Turner acknowledged that he is the “sole proprietor of what happened that night” in January 2015 but maintained his version of the events, saying the unidentified victim willingly interacted with him outside a fraternity house. He even said the woman appeared to be enjoying herself.

“At no time did it ever occur to me or did it ever seem that [redacted] was too drunk to know what we were doing. I would not have done anything against anyone’s will,” he said in the statement. “I swear I never would have done any of this if [redacted] wasn’t willing.”

Turner also pointed a finger at the “partying and drinking” atmosphere and the peer pressure that comes with it.

“There isn’t a second that has gone by where I haven’t regretted the course of events I took on January 17th/18th. My shell and core of who I am as a person is forever broken from this. I am a changed person. At this point in my life, I never want to have a drop of alcohol again. I never want to attend a social gathering that involves alcohol or any situation where people make decisions based on the substances they have consumed.
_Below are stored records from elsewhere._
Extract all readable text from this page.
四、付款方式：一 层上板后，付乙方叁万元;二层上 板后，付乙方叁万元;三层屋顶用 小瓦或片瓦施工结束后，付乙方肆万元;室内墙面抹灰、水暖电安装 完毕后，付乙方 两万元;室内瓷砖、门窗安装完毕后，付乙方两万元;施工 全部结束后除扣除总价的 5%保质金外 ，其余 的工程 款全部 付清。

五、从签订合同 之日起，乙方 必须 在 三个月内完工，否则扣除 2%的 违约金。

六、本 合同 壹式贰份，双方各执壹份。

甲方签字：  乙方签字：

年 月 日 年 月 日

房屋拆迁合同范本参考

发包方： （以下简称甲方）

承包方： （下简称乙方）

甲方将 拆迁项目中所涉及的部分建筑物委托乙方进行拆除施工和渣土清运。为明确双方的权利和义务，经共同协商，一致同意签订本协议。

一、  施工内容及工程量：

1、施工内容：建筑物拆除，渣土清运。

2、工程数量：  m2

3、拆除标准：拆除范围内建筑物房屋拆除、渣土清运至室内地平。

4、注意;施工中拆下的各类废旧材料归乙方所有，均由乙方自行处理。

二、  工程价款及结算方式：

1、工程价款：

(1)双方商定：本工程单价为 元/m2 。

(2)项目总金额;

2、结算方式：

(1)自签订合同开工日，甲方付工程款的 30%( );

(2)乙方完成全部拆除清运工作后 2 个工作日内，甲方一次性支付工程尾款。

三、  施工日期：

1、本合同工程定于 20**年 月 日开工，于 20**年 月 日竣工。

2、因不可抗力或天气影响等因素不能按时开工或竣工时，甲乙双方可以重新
I never want to experience being in a position where it will have a negative impact on my life or someone else’s ever again,” Turner said in the statement.

The victim, now 23, responded to Turner’s statement in an emotional letter she read in court, slamming Turner for his hollow apology.

“If you are hoping that one of my organs will implode from anger and I will die, I’m almost there. You are very close,” her letter reads in part. “This is not a story of another drunk college hook-up with poor decision-making. Assault is not an accident. Somehow, you still don’t get it. Somehow, you still sound confused.”